Introduction Barrett’s oesophagus (BE) remains the strongest risk factor for oesophageal adenocarcinoma (OAC). Several studies describe an association between BE and obesity through mechanical and metabolic consequences. Visceral fat is a recognised endocrine organ. Adipokines and insulin resistance impact upon obesity-related diseases and cancer pathways. Our aims were to evaluate the relationship between BE, abdominal adiposity/BMI and pathways in the progression to cancer.

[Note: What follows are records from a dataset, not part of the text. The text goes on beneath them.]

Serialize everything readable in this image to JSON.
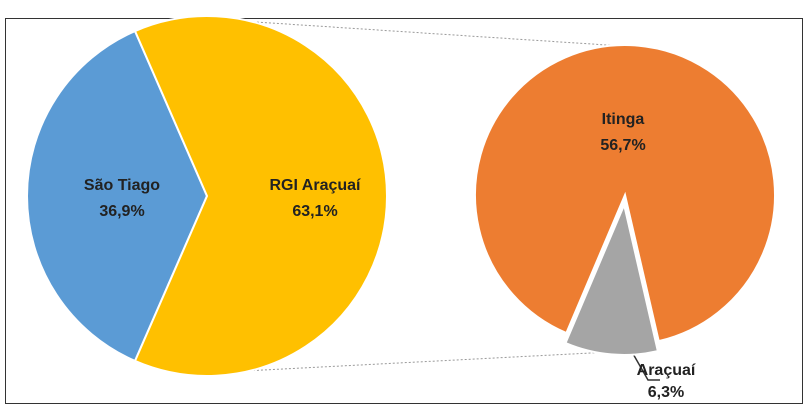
{
  "chart_data": [
    {
      "type": "pie",
      "categories": [
        "São Tiago",
        "RGI Araçuaí"
      ],
      "values": [
        36.9,
        63.1
      ],
      "value_labels": [
        "36,9%",
        "63,1%"
      ],
      "colors": [
        "#5b9bd5",
        "#ffc000"
      ]
    },
    {
      "type": "pie",
      "categories": [
        "Itinga",
        "Araçuaí"
      ],
      "values": [
        56.7,
        6.3
      ],
      "value_labels": [
        "56,7%",
        "6,3%"
      ],
      "colors": [
        "#ed7d31",
        "#a5a5a5"
      ]
    }
  ]
}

Methods Height, weight, waist-hip ratio, blood pressure assessment and fasting blood samples were obtained from sequential patients (pts), undergoing gastroscopy. BMI, fasting glucose and insulin, lipids, leptin and adiponectin were measured. Pts were then classified as normal-weight, overweight or obese and the presence of abdominal obesity (AO) and/or metabolic syndrome (MS, defined by WHO criteria) documented., to evaluate the relationship between BMI and abdominal adiposity with metabolic indices and adipokines in BE compared to controls. Biopsies were obtained from BE and histological progression to cancer was correlated with metabolic indexes. Chi square, Fisher, t-Student test and logistic analysis were used for comparison.

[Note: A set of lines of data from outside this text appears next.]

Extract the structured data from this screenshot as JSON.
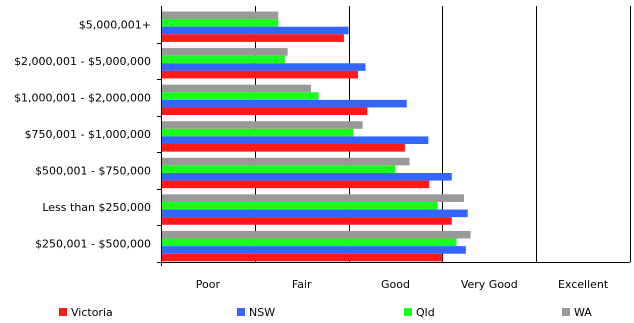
{
  "chart_data": {
    "type": "bar",
    "orientation": "horizontal",
    "categories": [
      "$5,000,001+",
      "$2,000,001 - $5,000,000",
      "$1,000,001 - $2,000,000",
      "$750,001 - $1,000,000",
      "$500,001 - $750,000",
      "Less than $250,000",
      "$250,001 - $500,000"
    ],
    "x_tick_labels": [
      "Poor",
      "Fair",
      "Good",
      "Very Good",
      "Excellent"
    ],
    "xlim": [
      0,
      5
    ],
    "grid": true,
    "legend_position": "bottom",
    "series": [
      {
        "name": "Victoria",
        "color": "#ff1a1a",
        "values": [
          1.95,
          2.1,
          2.2,
          2.6,
          2.86,
          3.1,
          3.0
        ]
      },
      {
        "name": "NSW",
        "color": "#3366ff",
        "values": [
          2.0,
          2.18,
          2.62,
          2.85,
          3.1,
          3.27,
          3.25
        ]
      },
      {
        "name": "Qld",
        "color": "#1aff1a",
        "values": [
          1.25,
          1.32,
          1.68,
          2.05,
          2.5,
          2.95,
          3.15
        ]
      },
      {
        "name": "WA",
        "color": "#999999",
        "values": [
          1.25,
          1.35,
          1.6,
          2.15,
          2.65,
          3.23,
          3.3
        ]
      }
    ]
  }
}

Results 480 patients were enrolled (250 cases: F/M: 57/193; mean age: 63.7; 230 controls: F/M: 136/94; mean age: 51.9). Metabolic derangements were more common in BE compared to controls; Metabolic syndrome (33.2 vs 20%; OR 1.95; p = 0.0017), insulin levels (10.2 vs 7.2µIU/ml; p = 0.001), HbA1c (5.8 vs 5.1%; p < 0.01), insulin resistance (47 vs 27%; OR 1.54; p < 0.01), dyslipidaemia (72.8 vs 53.9; OR 2.3; p < 0.0001) and hypertension (37.4 vs 21.3%; OR 2.4; p < 0.001). MS was present in 39.7 vs 34.2% (OR 3.05; p < 0.001), 43.7 vs 21.9% (OR 5.2; p < 0.001), 92.1 vs 54.9% (OR 8.08; p < 0.0001), in overweight, obese, AO pts with BE and controls, respectively. Insulin resistance was present in 39.2 vs 33.8% (OR 1.3; p < 0.05), 38 vs 22.3% (OR 1.7; p < 0.01) and in 82.5 vs 54.5% (OR 1.5; p < 0.001) in overweight, obese and AO pts, respectively. A trend was observed for decreased adiponectin levels in BE vs controls while leptin levels showed no correlation. In BE pts, the presence of dysplasia was associated with MS (42 vs 25%; p = 0.005) and and insulin resistance (51.4 vs 34.0%; p = 0.005).

Conclusion BE association with insulin resistance and MS suggests activation of specific metabolic pathways in pts with abdominal obesity or BMI. Progression to cancer appears driven by metabolic dysfunction in MS and a carcinogenic insulin pathway.

Disclosure of Interest None Declared.